Louis Beilvert a laissé un témoignage oral enregistré en 2009 par l’historienne Sylvie Le Got. Depuis son retour de captivité, cet homme ne s’est jamais exprimé sur sa captivité et lorsqu’il le fait, il demande que l’enregistrement ne soit publié qu’après son décès. Ses récits à propos du Frontstalag 124 de Troyes, puis de la localité de Gochsheim en Bavière, sont déterminants.

Aimé Philipponneau a tenu un carnet de notes de 1939 jusqu’à sa libération anticipée le 3 mars 1942. Ce petit document donne de nombreuses informations sur les étapes de la captivité, depuis la capture jusqu’à l’arrivée au commando Fichtel & Sachs. D’autres notes renseignent sur le salaire, d’autres camarades de captivité et les différents postes occupés au sein de l’usine.

Germain Porte a rédigé sa propre biographie il y a quelques années. La partie qui traite de la captivité, conservée par son fils, concerne son séjour en Bavière et les conditions de sa captivité dans la ville de Schweinfurt.

• Lorsque Jean Rougié rentre de captivité, en 1943, des membres de la famille de prisonniers de guerre restés sur place lui demandent de décrire les conditions de la captivité, afin de se faire une idée du quotidien des leurs, restés en Allemagne. Il se met à l’ouvrage et rédige une « Étude sur la vie des prisonniers ». Ce document de quatre pages est écrit avec la volonté de rassurer les parents de ces captifs, ce qui ne peut être occulté dans l’analyse.

• Enfin, un autre cahier de notes, celui d’André Vimeux, vient compléter le corpus documentaire de récits non publiés utilisés dans cette étude. Un document d’une grande importance pour saisir l’essence de la captivité et qui est, de plus, écrit au jour le jour.

Lors des recherches menées chez les descendants, des correspondances complètes entre les prisonniers de guerre et leurs familles ont été découvertes. Certaines correspondances courent du début de la drôle de guerre jusqu’à l’armistice, d’autres ne couvrent que la période de captivité. Certaines traitent de la captivité au sein de la firme Fichtel & Sachs, d’autres encore abordent d’autres lieux et d’autres entreprises.

Il est évident que cet échange épistolaire constitue une source majeure pour l’historien, car il permet d’entrer dans la dimension émotionnelle du prisonnier de guerre.
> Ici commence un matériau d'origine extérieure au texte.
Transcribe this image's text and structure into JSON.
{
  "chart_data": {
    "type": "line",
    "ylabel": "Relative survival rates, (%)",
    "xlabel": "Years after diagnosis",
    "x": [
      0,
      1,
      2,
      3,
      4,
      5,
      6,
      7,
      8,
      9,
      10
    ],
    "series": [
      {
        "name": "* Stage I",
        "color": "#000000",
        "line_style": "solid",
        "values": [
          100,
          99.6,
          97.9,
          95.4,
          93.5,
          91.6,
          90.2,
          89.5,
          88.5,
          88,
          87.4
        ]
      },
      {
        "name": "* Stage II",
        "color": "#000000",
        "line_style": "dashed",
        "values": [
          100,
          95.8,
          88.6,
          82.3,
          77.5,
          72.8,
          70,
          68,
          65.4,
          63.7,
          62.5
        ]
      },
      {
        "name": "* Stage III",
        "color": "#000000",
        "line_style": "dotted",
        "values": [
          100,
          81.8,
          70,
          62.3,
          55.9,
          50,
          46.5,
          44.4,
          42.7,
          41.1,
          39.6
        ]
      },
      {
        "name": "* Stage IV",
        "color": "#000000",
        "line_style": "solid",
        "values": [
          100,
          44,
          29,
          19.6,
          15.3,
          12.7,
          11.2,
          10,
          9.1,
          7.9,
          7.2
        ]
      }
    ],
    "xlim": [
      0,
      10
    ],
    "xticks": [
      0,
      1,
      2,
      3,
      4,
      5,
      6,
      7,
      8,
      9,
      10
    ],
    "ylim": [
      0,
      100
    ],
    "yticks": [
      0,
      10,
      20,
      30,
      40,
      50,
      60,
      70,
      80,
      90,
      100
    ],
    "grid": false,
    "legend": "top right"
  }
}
Malgré cela, ces sources doivent être traitées avec la plus grande prudence, du fait de la censure dont elles font l’objet et de l’obligation faite aux prisonniers de guerre d’être prudents avec le contenu de leurs lettres, au risque que celles-ci ne parviennent jamais à leurs destinataires. Il est à constater que certains prisonniers ont développé une technique de dissimulation pour faire passer des messages que les prescriptions interdisent. Mais les aspects négatifs de leur captivité ne sont quasiment jamais abordés ou avec une grande prudence. Dans un cas en particulier, la correspondance du prisonnier est accompagnée de son journal intime, ce qui permet d’évaluer dans quelle mesure il a fait passer les messages les plus importants de sa captivité.
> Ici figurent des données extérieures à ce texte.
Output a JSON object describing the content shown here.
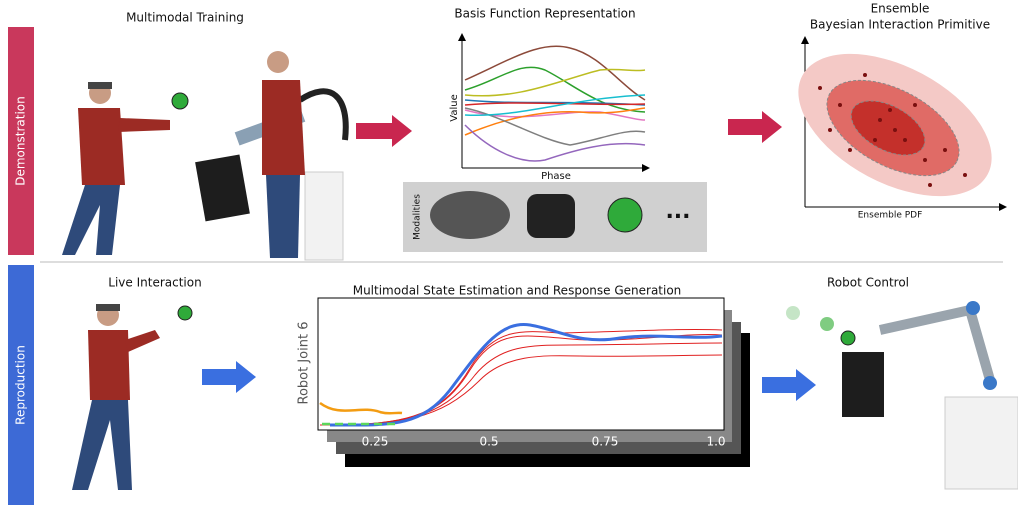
{
  "sections": {
    "demonstration": "Demonstration",
    "reproduction": "Reproduction"
  },
  "training": {
    "title": "Multimodal Training"
  },
  "basis": {
    "title": "Basis Function Representation",
    "y_label": "Value",
    "x_label": "Phase",
    "modalities": "Modalities",
    "ellipsis": "..."
  },
  "ensemble": {
    "title_line1": "Ensemble",
    "title_line2": "Bayesian Interaction Primitive",
    "x_label": "Ensemble PDF"
  },
  "live": {
    "title": "Live Interaction"
  },
  "estimation": {
    "title": "Multimodal State Estimation and Response Generation",
    "y_label": "Robot Joint 6",
    "ticks": [
      "0.25",
      "0.5",
      "0.75",
      "1.0"
    ]
  },
  "control": {
    "title": "Robot Control"
  }
}
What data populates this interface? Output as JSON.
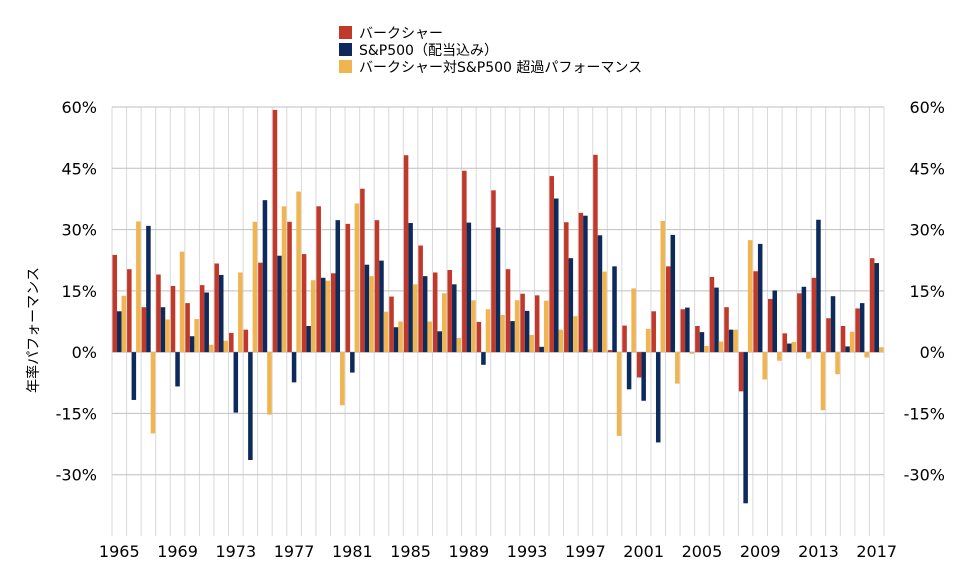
{
  "chart_data": {
    "type": "bar",
    "ylabel": "年率パフォーマンス",
    "ylim": [
      -45,
      60
    ],
    "yticks": [
      -30,
      -15,
      0,
      15,
      30,
      45,
      60
    ],
    "ytick_labels": [
      "-30%",
      "-15%",
      "0%",
      "15%",
      "30%",
      "45%",
      "60%"
    ],
    "xtick_labels": [
      "1965",
      "1969",
      "1973",
      "1977",
      "1981",
      "1985",
      "1989",
      "1993",
      "1997",
      "2001",
      "2005",
      "2009",
      "2013",
      "2017"
    ],
    "categories": [
      "1965",
      "1966",
      "1967",
      "1968",
      "1969",
      "1970",
      "1971",
      "1972",
      "1973",
      "1974",
      "1975",
      "1976",
      "1977",
      "1978",
      "1979",
      "1980",
      "1981",
      "1982",
      "1983",
      "1984",
      "1985",
      "1986",
      "1987",
      "1988",
      "1989",
      "1990",
      "1991",
      "1992",
      "1993",
      "1994",
      "1995",
      "1996",
      "1997",
      "1998",
      "1999",
      "2000",
      "2001",
      "2002",
      "2003",
      "2004",
      "2005",
      "2006",
      "2007",
      "2008",
      "2009",
      "2010",
      "2011",
      "2012",
      "2013",
      "2014",
      "2015",
      "2016",
      "2017"
    ],
    "series": [
      {
        "name": "バークシャー",
        "color": "#c0392b",
        "values": [
          23.8,
          20.3,
          11.0,
          19.0,
          16.2,
          12.0,
          16.4,
          21.7,
          4.7,
          5.5,
          21.9,
          59.3,
          31.9,
          24.0,
          35.7,
          19.3,
          31.4,
          40.0,
          32.3,
          13.6,
          48.2,
          26.1,
          19.5,
          20.1,
          44.4,
          7.4,
          39.6,
          20.3,
          14.3,
          13.9,
          43.1,
          31.8,
          34.1,
          48.3,
          0.5,
          6.5,
          -6.2,
          10.0,
          21.0,
          10.5,
          6.4,
          18.4,
          11.0,
          -9.6,
          19.8,
          13.0,
          4.6,
          14.4,
          18.2,
          8.3,
          6.4,
          10.7,
          23.0
        ]
      },
      {
        "name": "S&P500（配当込み）",
        "color": "#0d2a5c",
        "values": [
          10.0,
          -11.7,
          30.9,
          11.0,
          -8.4,
          3.9,
          14.6,
          18.9,
          -14.8,
          -26.4,
          37.2,
          23.6,
          -7.4,
          6.4,
          18.2,
          32.3,
          -5.0,
          21.4,
          22.4,
          6.1,
          31.6,
          18.6,
          5.1,
          16.6,
          31.7,
          -3.1,
          30.5,
          7.6,
          10.1,
          1.3,
          37.6,
          23.0,
          33.4,
          28.6,
          21.0,
          -9.1,
          -11.9,
          -22.1,
          28.7,
          10.9,
          4.9,
          15.8,
          5.5,
          -37.0,
          26.5,
          15.1,
          2.1,
          16.0,
          32.4,
          13.7,
          1.4,
          12.0,
          21.8
        ]
      },
      {
        "name": "バークシャー対S&P500 超過パフォーマンス",
        "color": "#f0b450",
        "values": [
          13.8,
          32.0,
          -19.9,
          8.0,
          24.6,
          8.1,
          1.8,
          2.8,
          19.5,
          31.9,
          -15.3,
          35.7,
          39.3,
          17.6,
          17.5,
          -13.0,
          36.4,
          18.6,
          9.9,
          7.5,
          16.6,
          7.5,
          14.4,
          3.5,
          12.7,
          10.5,
          9.1,
          12.7,
          4.2,
          12.6,
          5.5,
          8.8,
          0.7,
          19.7,
          -20.5,
          15.6,
          5.7,
          32.1,
          -7.7,
          -0.4,
          1.5,
          2.6,
          5.5,
          27.4,
          -6.7,
          -2.1,
          2.5,
          -1.6,
          -14.2,
          -5.4,
          5.0,
          -1.3,
          1.2
        ]
      }
    ]
  }
}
Collection famille Carette - Christophe Woehrle

Toutes ces archives conservées dans le cercle familial ne peuvent être considérées seules et doivent être confrontées aux archives officielles. C’est au sein de la Division des Archives des Victimes des Cnflits Contemporains de Caen (DAVCC) que sont conservées les informations personnelles des captifs. Ces documents traitent du parcours militaire complet des 711 prisonniers de guerre soumis au travail chez Fichtel & Sachs. Ils permettent de comprendre comment fonctionnent l’administration et l’organisation des camps. Grâce à l’élaboration d’un fichier des prisonniers de guerre par les autorités françaises, il est possible de suivre le déroulement de la captivité de ces hommes et les différents camps par lesquels ils ont transité. Ce fichier permet également d’entrevoir l’organisation minutieuse du Reich, la répartition des prisonniers de guerre sur tout le territoire et les différentes formes de camps, aussi bien dans les territoires occupés, qu’en Allemagne. En outre, ces documents personnels donnent de précieuses informations sur l’origine et le statut social des prisonniers de guerre, leur grade et leur situation familiale, ils permettent également d’évaluer l’état de santé de ces milliers de soldats à leur retour de captivité.
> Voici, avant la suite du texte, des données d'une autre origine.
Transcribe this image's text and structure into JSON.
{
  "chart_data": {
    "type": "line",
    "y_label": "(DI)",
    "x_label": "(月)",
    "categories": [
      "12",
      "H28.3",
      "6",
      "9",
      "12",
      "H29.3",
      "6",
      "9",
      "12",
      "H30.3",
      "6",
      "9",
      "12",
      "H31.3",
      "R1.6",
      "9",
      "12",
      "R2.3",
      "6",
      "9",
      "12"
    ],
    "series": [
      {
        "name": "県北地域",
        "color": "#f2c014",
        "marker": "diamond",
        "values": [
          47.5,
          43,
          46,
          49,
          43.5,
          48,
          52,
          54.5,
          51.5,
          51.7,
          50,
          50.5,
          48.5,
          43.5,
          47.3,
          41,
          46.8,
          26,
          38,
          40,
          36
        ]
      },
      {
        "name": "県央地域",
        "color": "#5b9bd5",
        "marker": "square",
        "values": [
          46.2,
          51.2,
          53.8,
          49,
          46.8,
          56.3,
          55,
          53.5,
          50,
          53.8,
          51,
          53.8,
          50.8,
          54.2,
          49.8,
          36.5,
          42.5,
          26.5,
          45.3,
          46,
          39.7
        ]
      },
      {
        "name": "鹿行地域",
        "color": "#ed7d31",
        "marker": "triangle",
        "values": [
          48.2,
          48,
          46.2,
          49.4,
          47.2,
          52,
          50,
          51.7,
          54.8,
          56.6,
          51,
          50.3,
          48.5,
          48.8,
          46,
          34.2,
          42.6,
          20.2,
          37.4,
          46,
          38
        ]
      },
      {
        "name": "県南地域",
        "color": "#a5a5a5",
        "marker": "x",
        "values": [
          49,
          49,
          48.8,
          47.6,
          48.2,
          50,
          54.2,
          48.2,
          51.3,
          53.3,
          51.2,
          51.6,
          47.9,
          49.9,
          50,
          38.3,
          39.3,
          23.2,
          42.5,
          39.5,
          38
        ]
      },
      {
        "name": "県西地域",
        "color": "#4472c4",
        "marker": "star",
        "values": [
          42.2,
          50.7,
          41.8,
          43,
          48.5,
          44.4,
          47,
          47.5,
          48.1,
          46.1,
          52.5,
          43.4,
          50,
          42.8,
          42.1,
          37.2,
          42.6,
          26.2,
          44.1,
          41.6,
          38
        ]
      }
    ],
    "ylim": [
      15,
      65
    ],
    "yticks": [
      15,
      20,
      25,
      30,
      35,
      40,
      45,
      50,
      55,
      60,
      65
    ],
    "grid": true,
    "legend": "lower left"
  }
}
Les documents retrouvés dans les archives de la firme Fichtel & Sachs sont essentiels pour la compréhension de l’organisation et de la création des commandos de travail. La plupart des archives des services du travail allemands ont été détruites lors du conflit, ce qui rend ardue, voire impossible, toute tentative de reconstituer la composition d’un tel commando de travail. Grâce aux archives internes de l’entreprise, recoupées avec celles de l’International Tracing Service (ITS) de Bad Arolsen, il a été possible, avec précision, de recomposer la totalité de l’effectif du commando de travail Fichtel & Sachs. Les documents de la société ne traitent pas uniquement des prisonniers de guerre en tant qu’individus, ils comportent également des rapports, protocoles, décrets et mesures prises par les autorités de l’État ou de l’entreprise elle-même, ainsi que des échanges épistolaires entre l’entreprise et les autorités compétentes pour la gestion des prisonniers de guerre.

Une partie des recherches a été menée dans les archives communales de la ville de Schweinfurt et dans deux dépôts d’archives du Land de Bavière. Les archives communales ne conservent pas uniquement des fonds sur les prisonniers de guerre français, mais également sur les travailleurs étrangers présents dans la ville. Ces archives apportent une vision globale des différentes catégories de travailleurs dans l’économie de la ville et permettent de constater dans quelle mesure ces différentes catégories se différencient ou ce qu’elles ont en commun. Aux archives du Land de Wurtzbourg sont conservés les fonds de la Gestapo concernant les étrangers ainsi que les ouvriers allemands présents chez Fichtel & Sachs, poursuivis par la police secrète. Aux archives du Land de Bamberg sont conservés les actes du tribunal d’exception de la ville qui traite les affaires de mœurs et particulièrement les relations, interdites par le régime nazi, entre les prisonniers de guerre et les femmes allemandes. L’analyse de ces archives permet de considérer un sujet rarement abordé, celui des contacts entre la population allemande et les étrangers. Pour finir, les archives militaires de Fribourg-en-Brisgau conservent les actes du haut commandement de l’armée allemande et des différents ministères du Reich, des directives des services de l’armement, des rapports quotidiens, règlements et statistiques concernant la captivité. La mise en perspective des documents administratifs avec les témoignages est un préalable incontournable pour une analyse objective et complète du phénomène de la captivité.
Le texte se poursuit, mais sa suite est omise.